I’ve contributed to a number of crowdfunding campaigns in the past. I once donated $20 to help my film making friend from Ryerson to host a screening of his film. I also bought a pretty ridiculous shirt (see photo) from James Franco for my friend and I because we had a not-so-secret obsession with the actor and it seemed like the perfect item to symbolize that “love”. But let's not dwell on my overwhelmingly impressive fashion sense, let's talk crowdfunding. What recently came as a huge shock to me, is the accelerated growth this industry is experiencing. The global crowdfunding market was predicted to reach $34.4B in 2015, which more than doubles the 16.2B raised in 2014.
Quickly, What is Crowdfunding: A quick re-cap for those of you unfamiliar with the topic, crowdfunding allows businesses to raise funds for their projects and/or products by collecting monetary contributions from a large group of people. Today, this form of fund raising is usually done online.
In a recent lecture at Schulich School of Business I learned that crowdfunding now equals the amount of money raised by venture capital firms for new projects and products. I found this statistic to be crazy, but from my research there is a clear reason for this growth. Popular crowdfunding sites such as Kickstarter, Indiegogo and GoFund Me, to name a few, not only provide businesses and individuals with new ways to raise investor capital but due to the evolution of crowdfunding, the benefits of these services go well beyond simply raising funds. These crowdfunding platforms offer a variety of attractive aspects of their services that were not necessarily seen before when trying to secure funding for a product or project.
Increased Brand Awareness
Crowdfunding has the ability to raise awareness and generate publicity for a product. Companies are using their crowdfunding campaigns as tools to generate buzz about their new offerings. A successful crowdfunding campaign can enter into the “viral” territory, allowing the campaign to raise even more funds than expected (a great example is the ALS ice bucket challenge). Crowdfunding also helps to tell the story of a brand, allowing for individuals to connect with the background of the individuals creating the product, helping to establish and create an emotional connection between the customer and product.
Improved Market Research
Crowdfunding helps to establish product validation, and sometimes to destroy it, through customers reactions regarding what they like or dislike about the product. Businesses are able to receive instant feedback from likely customers before their product is finalized. The days of consumers passively watching advertisements is starting to fade, crowdfunding encourages engagement and activity between business and its customers.
For many small businesses, the option of crowdfunding is much more attractive than traditional funding from banks, which may still be reluctant to lend money due to the lingering effects of the financial crisis. In the past, small businesses could wait several weeks for a funding decision from a bank and now they can be approved for crowdfunding campaigns within days, and sometimes approval isn’t even required. Giving business owners instant ability to start raising funds.

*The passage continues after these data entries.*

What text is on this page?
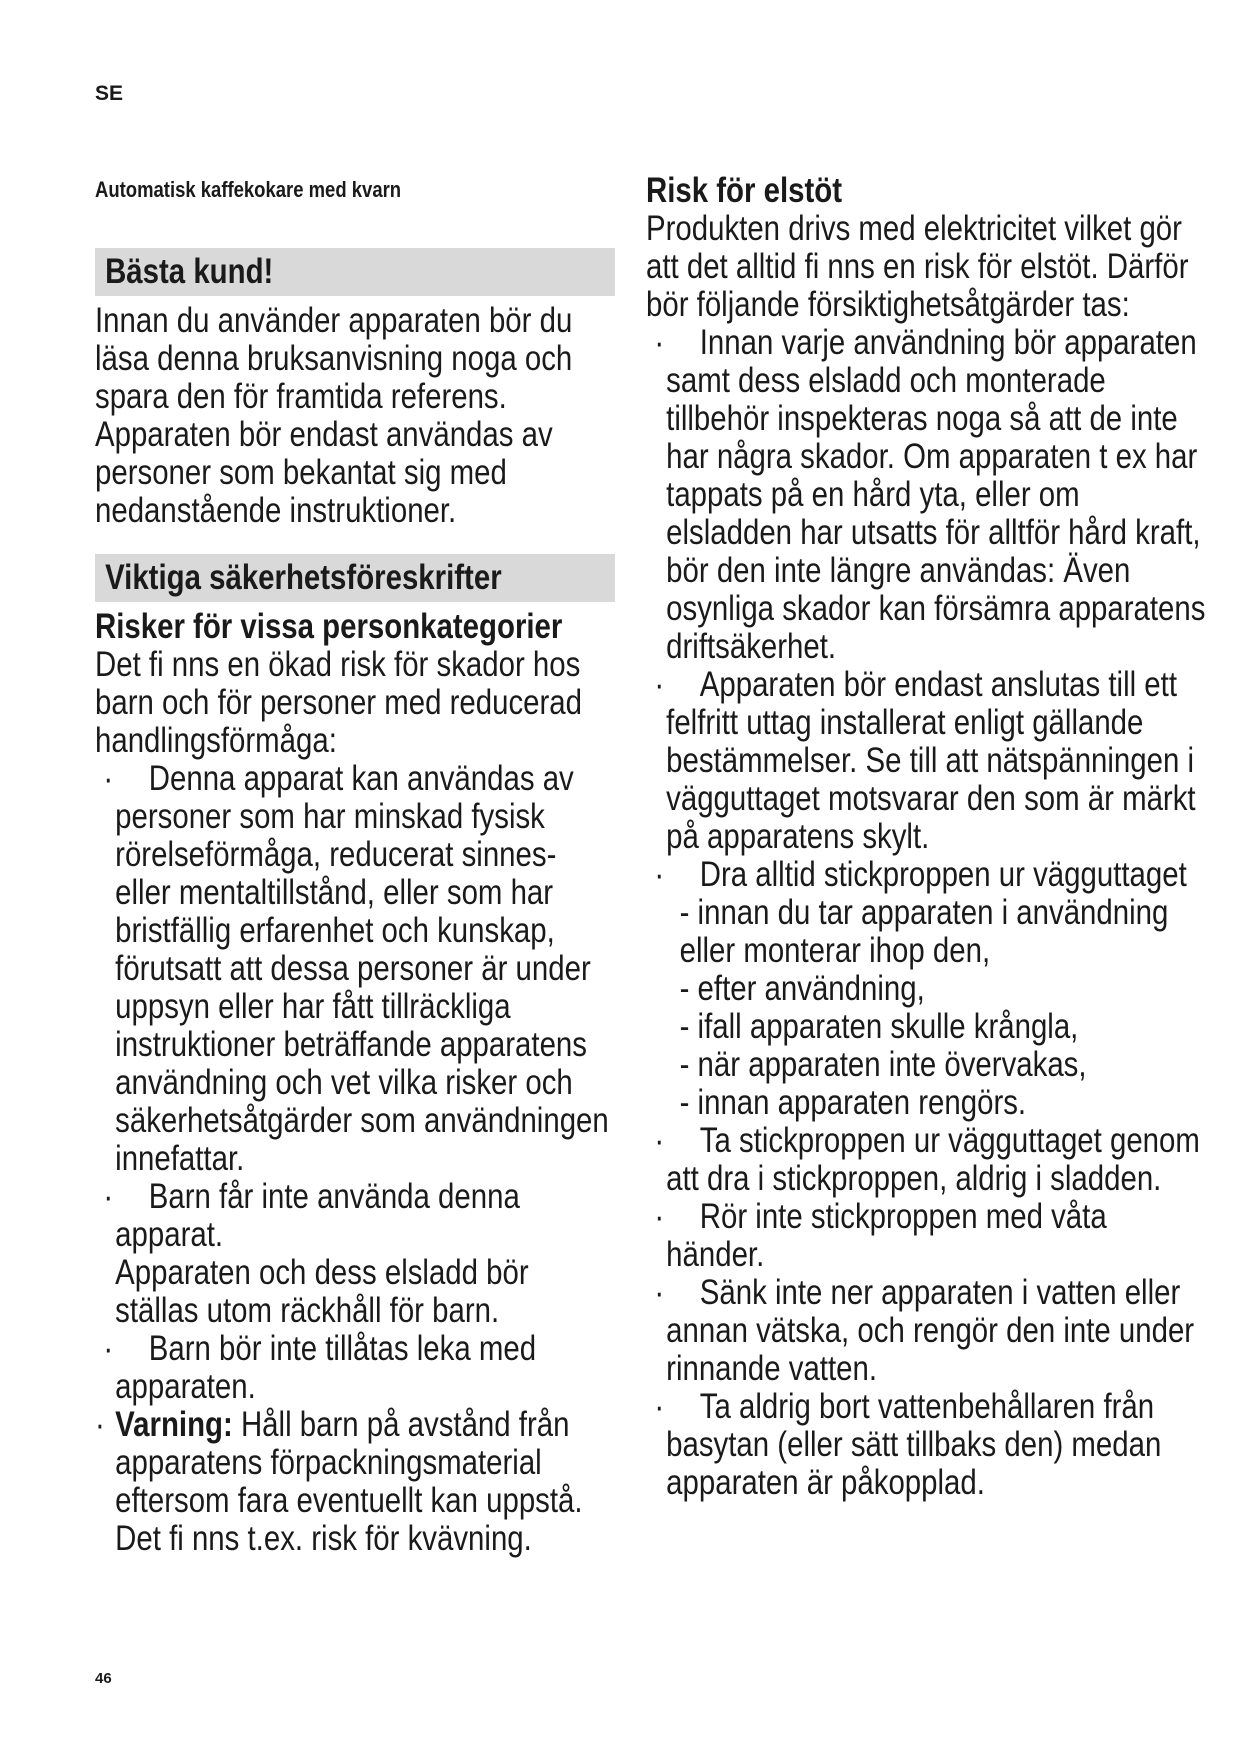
SE
Automatisk kaffekokare med kvarn
Bästa kund!

Innan du använder apparaten bör du läsa denna bruksanvisning noga och spara den för framtida referens. Apparaten bör endast användas av personer som bekantat sig med nedanstående instruktioner.

Viktiga säkerhetsföreskrifter
Risker för vissa personkategorier

Det fi nns en ökad risk för skador hos barn och för personer med reducerad handlingsförmåga:

· Denna apparat kan användas av
personer som har minskad fysisk rörelseförmåga, reducerat sinnes- eller mentaltillstånd, eller som har bristfällig erfarenhet och kunskap, förutsatt att dessa personer är under uppsyn eller har fått tillräckliga instruktioner beträffande apparatens användning och vet vilka risker och säkerhetsåtgärder som användningen innefattar.
· Barn får inte använda denna apparat.
Apparaten och dess elsladd bör ställas utom räckhåll för barn.
· Barn bör inte tillåtas leka med
apparaten.
· Varning: Håll barn på avstånd från apparatens förpackningsmaterial eftersom fara eventuellt kan uppstå. Det fi nns t.ex. risk för kvävning.
Risk för elstöt

Produkten drivs med elektricitet vilket gör att det alltid fi nns en risk för elstöt. Därför bör följande försiktighetsåtgärder tas:

· Innan varje användning bör apparaten
samt dess elsladd och monterade tillbehör inspekteras noga så att de inte har några skador. Om apparaten t ex har tappats på en hård yta, eller om elsladden har utsatts för alltför hård kraft, bör den inte längre användas: Även osynliga skador kan försämra apparatens driftsäkerhet.
· Apparaten bör endast anslutas till ett
felfritt uttag installerat enligt gällande bestämmelser. Se till att nätspänningen i vägguttaget motsvarar den som är märkt på apparatens skylt.
· Dra alltid stickproppen ur vägguttaget
- innan du tar apparaten i användning eller monterar ihop den,
- efter användning,
- ifall apparaten skulle krångla,
- när apparaten inte övervakas,
- innan apparaten rengörs.
· Ta stickproppen ur vägguttaget genom
att dra i stickproppen, aldrig i sladden.
· Rör inte stickproppen med våta händer.
· Sänk inte ner apparaten i vatten eller
annan vätska, och rengör den inte under rinnande vatten.
· Ta aldrig bort vattenbehållaren från
basytan (eller sätt tillbaks den) medan apparaten är påkopplad.
46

As the impact of crowdfunding changes so do the industry regulations. For example, businesses can now raise investor capital in exchange for equity in the company, where as in the past, this was not allowed in Canada. Because of these changes, many new rules will be set in place to help protect investors. Experts say more than half of startups ventures fail, which is partly why regulators are putting restrictions on the equity crowdfunding sector as a way to protect investors.
I wonder, with crowdfunding providing so many additional benefits, will it ever replace the conventional ways businesses would raise capital through venture capitalists and investment firms? Will the popularity of crowdfunding force these traditional investment firms to increase their offerings in order to compete?
Crowding funding is disrupting the venture capital industry, literally one dollar at a time.